Mi guarda da dietro il vetro, senza scampo, inchiodata a un cartoncino ingiallito per mano di uno spillo dalla rossa capocchia. L’unica miserabile epigrafe concessa a quell’essere è una scritta tracciata a mano con penna e inchiostro: Ornithoptera alexandrae, il più grande lepidottero del mondo. Sicuramente non si tratta di una farfalla comune: l’apertura alare è paragonabile a quella delle mie mani. Come ipnotizzato ne osservo i colori e le forme. Nonostante la stazza, appare elegante e leggera, le ali presentano tonalità del marrone, del verde e anche una punta di giallo. Non posso fare a meno di pensare che sia bellissima.

La osservo incantato per qualche secondo prima di concedere la mia attenzione anche alle altre piccole salme, disposte nel quadro per soddisfare la curiosità e il diletto umano. Da sinistra a destra si trova: un uovo, un bruco e una crisalide. Il bruco è marrone, tutto il suo corpo è ricoperto di quelle che sembrano spine e la testa mi sembra tonda, calva e lucida. Non un bello spettacolo. Nulla farebbe presagire che un tale essere orripilante abbia in se le potenzialità per trasformarsi in quella meraviglia terrena che si trova più a destra e che qualcuno aveva deciso di crocifiggere a un quadro.

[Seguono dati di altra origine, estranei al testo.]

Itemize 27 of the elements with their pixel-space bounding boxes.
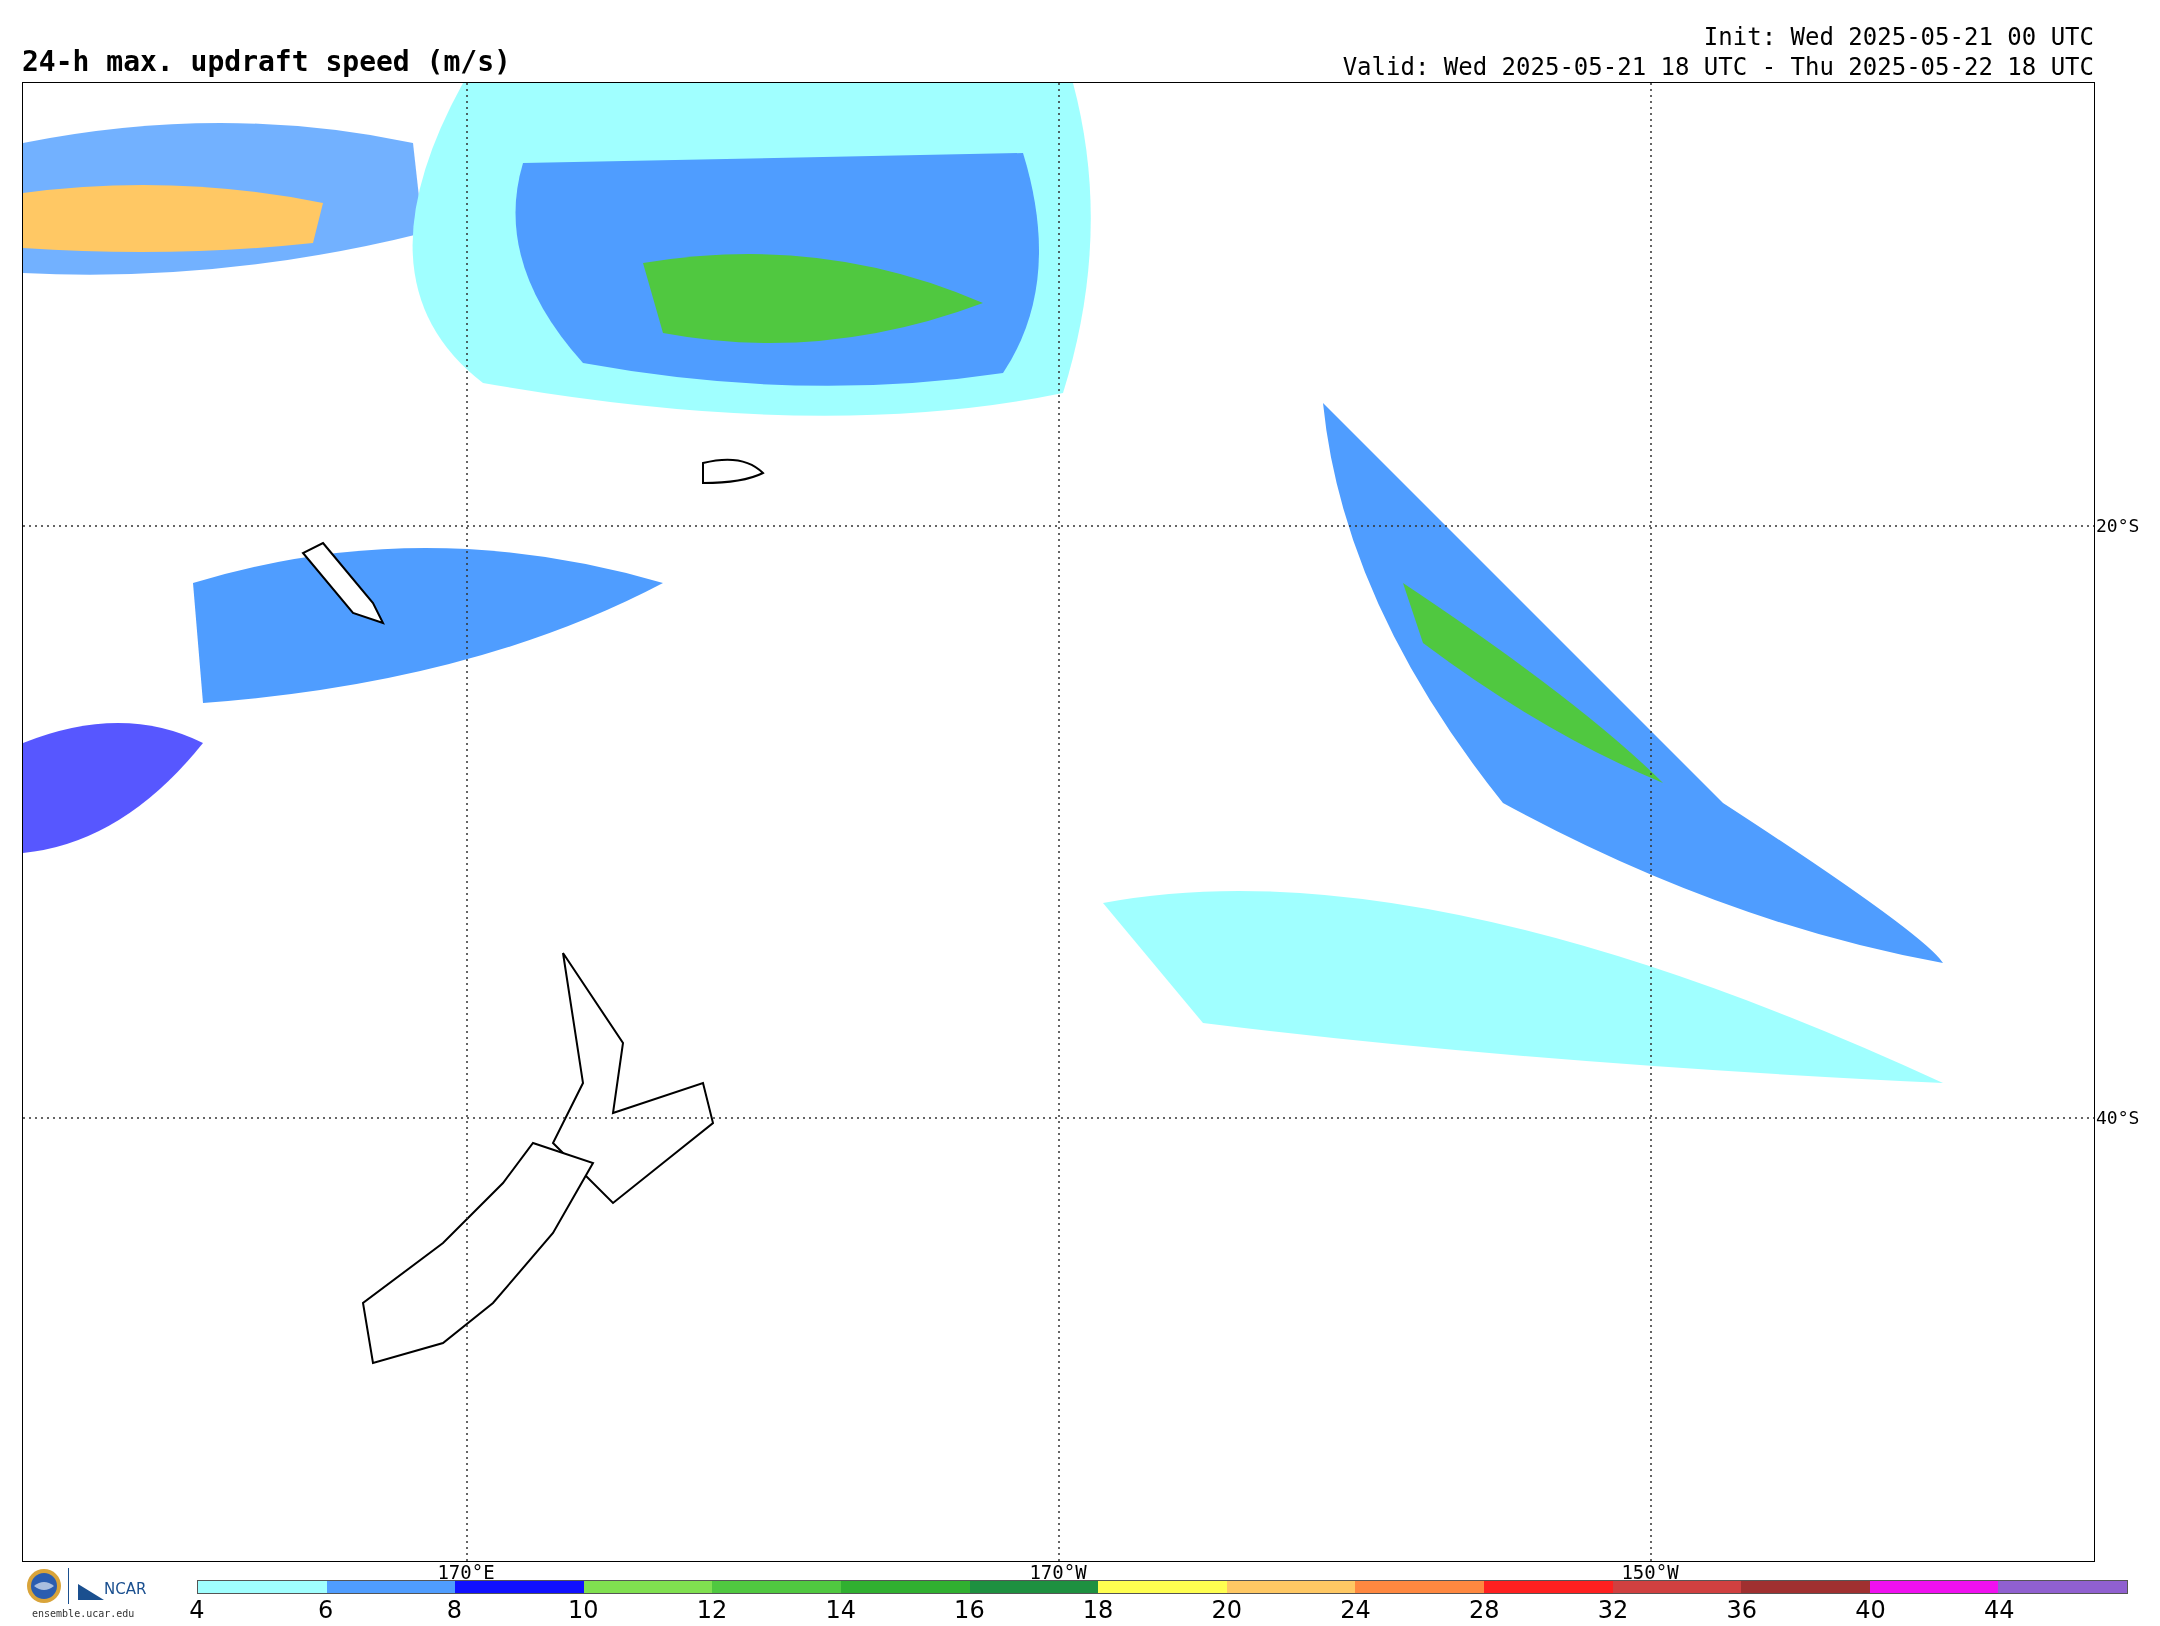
globe-logo-icon bbox=[26, 1568, 62, 1604]
init-time: Init: Wed 2025-05-21 00 UTC bbox=[1703, 22, 2094, 52]
latitude-label: 20°S bbox=[2096, 517, 2140, 535]
longitude-label: 170°E bbox=[437, 1563, 495, 1582]
scale-label: 18 bbox=[1082, 1598, 1114, 1622]
scale-label: 16 bbox=[954, 1598, 985, 1622]
chart-title: 24-h max. updraft speed (m/s) bbox=[22, 48, 511, 80]
scale-label: 20 bbox=[1211, 1598, 1243, 1622]
scale-label: 40 bbox=[1855, 1598, 1886, 1622]
scale-label: 24 bbox=[1340, 1598, 1371, 1622]
longitude-label: 170°W bbox=[1029, 1563, 1087, 1582]
scale-label: 8 bbox=[446, 1598, 463, 1622]
scale-label: 36 bbox=[1726, 1598, 1758, 1622]
scale-label: 10 bbox=[567, 1598, 599, 1622]
longitude-label: 150°W bbox=[1621, 1563, 1679, 1582]
scale-label: 28 bbox=[1469, 1598, 1500, 1622]
scale-label: 6 bbox=[318, 1598, 334, 1622]
website-link[interactable]: ensemble.ucar.edu bbox=[32, 1609, 135, 1619]
scale-label: 14 bbox=[825, 1598, 856, 1622]
scale-label: 32 bbox=[1597, 1598, 1629, 1622]
valid-time: Valid: Wed 2025-05-21 18 UTC - Thu 2025-05-22 18 UTC bbox=[1342, 52, 2094, 82]
scale-label: 44 bbox=[1984, 1598, 2015, 1622]
scale-label: 4 bbox=[189, 1598, 205, 1622]
ncar-logo-text: NCAR bbox=[104, 1582, 147, 1597]
scale-label: 12 bbox=[696, 1598, 728, 1622]
latitude-label: 40°S bbox=[2096, 1109, 2140, 1127]
ncar-logo-icon bbox=[78, 1584, 104, 1600]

Dicono che le farfalle vivano solo pochi giorni, una durata breve rispetto alla loro vita come bruchi. Mi chiedo se ne valga la pena, passare tutta la vita da bruco, chiudersi in una crisalide per poi uscirne con due lucenti ali. Mi rispondo che sì, probabilmente ne vale la pena. Chissà se l’uomo è infelice perché non ha giorni da farfalla, o semplicemente perché quando li sta vivendo non se ne rende conto.

Le mie riflessioni sono interrotte da una voce lontana che sembra chiamare il mio nome. Sento il suono attutito come se provenisse da dietro una parete o da un’altra dimensione.

«La mamma vuole vederti.»

È mio figlio, non si trova in un altra dimensione e neanche nell’altra stanza ma accanto a me, vedo che la sua mano sinistra è appoggiata alla mia spalla destra. Che strano, non me ne ero accorto. Ha l’aria triste e mi parla lentamente, come si parla ai matti.

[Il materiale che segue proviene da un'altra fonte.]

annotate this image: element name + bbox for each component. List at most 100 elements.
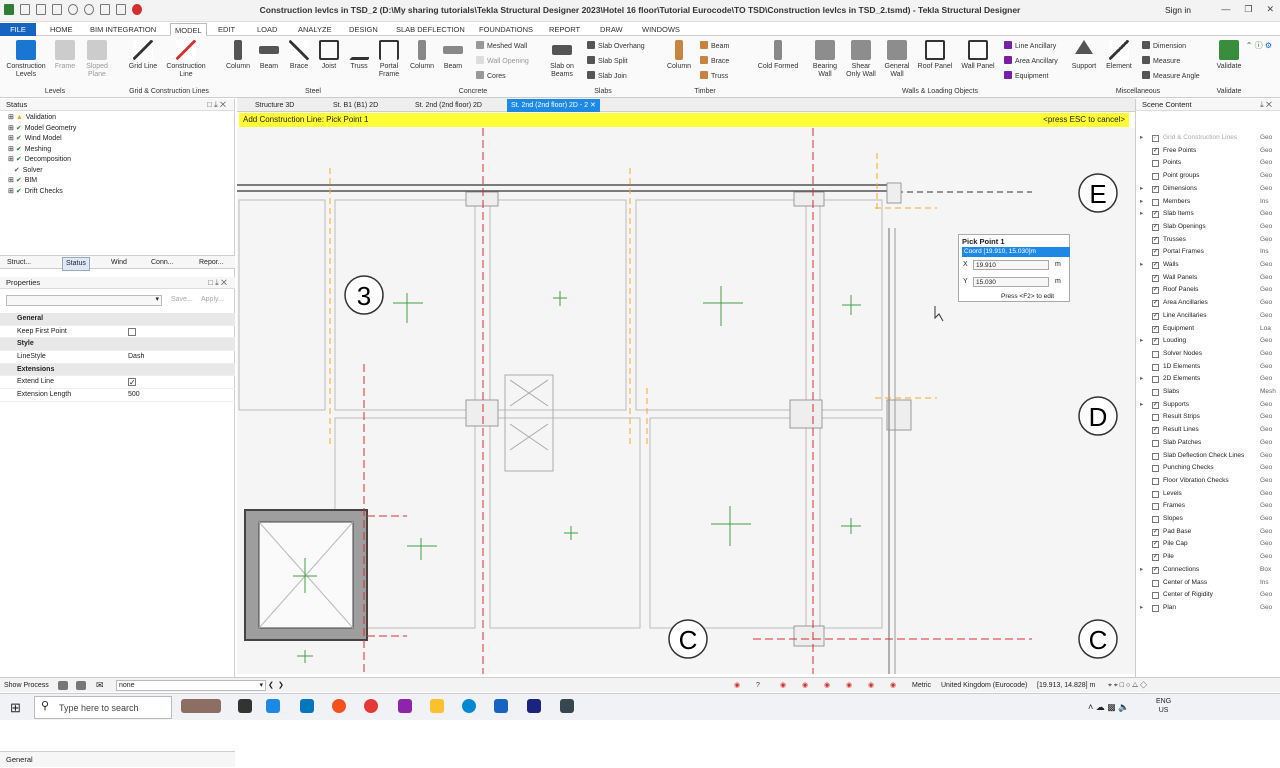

«Figliolo, hai visto che bello questo lepidottero?» gli chiedo, senza mai distogliere lo sguardo dal quadro. Non posso sopportare di vedere le lacrime sospese in quegli occhi così simili ai miei.

«Papà, per favore, vieni di là, la mamma vuole tanto vederti.»

«È strano sai, questo bruco qui è in grado di cambiare in pochi giorni e diventare una meravigliosa farfalla. Noi umani invece facciamo spesso il percorso contrario.»

Mio figlio lascia scivolare via la mano dalla mia spalla, forse mi sta ascoltando o forse mi sta ignorando. Probabilmente pensa che il suo vecchio abbia iniziato a farneticare e che sia inutile cercare di riportarlo alla realtà. Ma io so benissimo di cosa sto parlando. Se si potesse paragonare il mondo umano a quello dei lepidotteri sua madre, mia moglie, sarebbe sicuramente una di queste: bellissima e elegante.

Forse era questo che avevo pensato la prima volta che l’avevo incontrata su quella spiaggia da ragazzi. Ogni tanto ci ripenso e non riesco a ricordare cosa indossasse o cosa mi avesse colpito di lei. Mi piacerebbe ricordare. Lei quando racconta il nostro incontro è sempre così ricca di dettagli; io invece mi ricordo a malapena il modo goffo in cui le chiesi di uscire. Forse avevo pensato che assomigliasse a una bellissima Ornithoptera alexandrae. Probabilmente no, ero troppo stupido e ignorante all’epoca, ma è grazie a lei se sono diventato quello che sono oggi. Ci nutrivamo l’uno dell’altra crescendo a ogni nostro sussurro d’amore o litigata furiosa. Lei diceva che ci completavamo, che ci reggevamo l’uno sulle spalle dell’altro, mai io ho sempre avuto la sensazione che mi avesse trasformato in una persona migliore senza mai chiedere nulla in cambio. Lei era stata il ramo su cui avevo costruito la mia crisalide.

Avevamo avuto una vita perfetta: una casa in periferia in un quartiere tranquillo, un figlio maschio e tanti amici. Il nostro viaggio sereno era poi stato interrotto dalla sua improvvisa metamorfosi.

«Papà, parché continui a fissare questo stupido quadro? A cosa pensi?»

Pensavo se ne fosse andato, invece mio figlio è ancora lì accanto a me. Forse, dopo tutto, lui ha ancora qualche speranza. La cosa mi tranquillizza, il peso della verità è meglio non caricarlo anche sulle sue spalle.

«Pensavo a come tua madre prima fosse una farfalla e ora sia solo un bruco.»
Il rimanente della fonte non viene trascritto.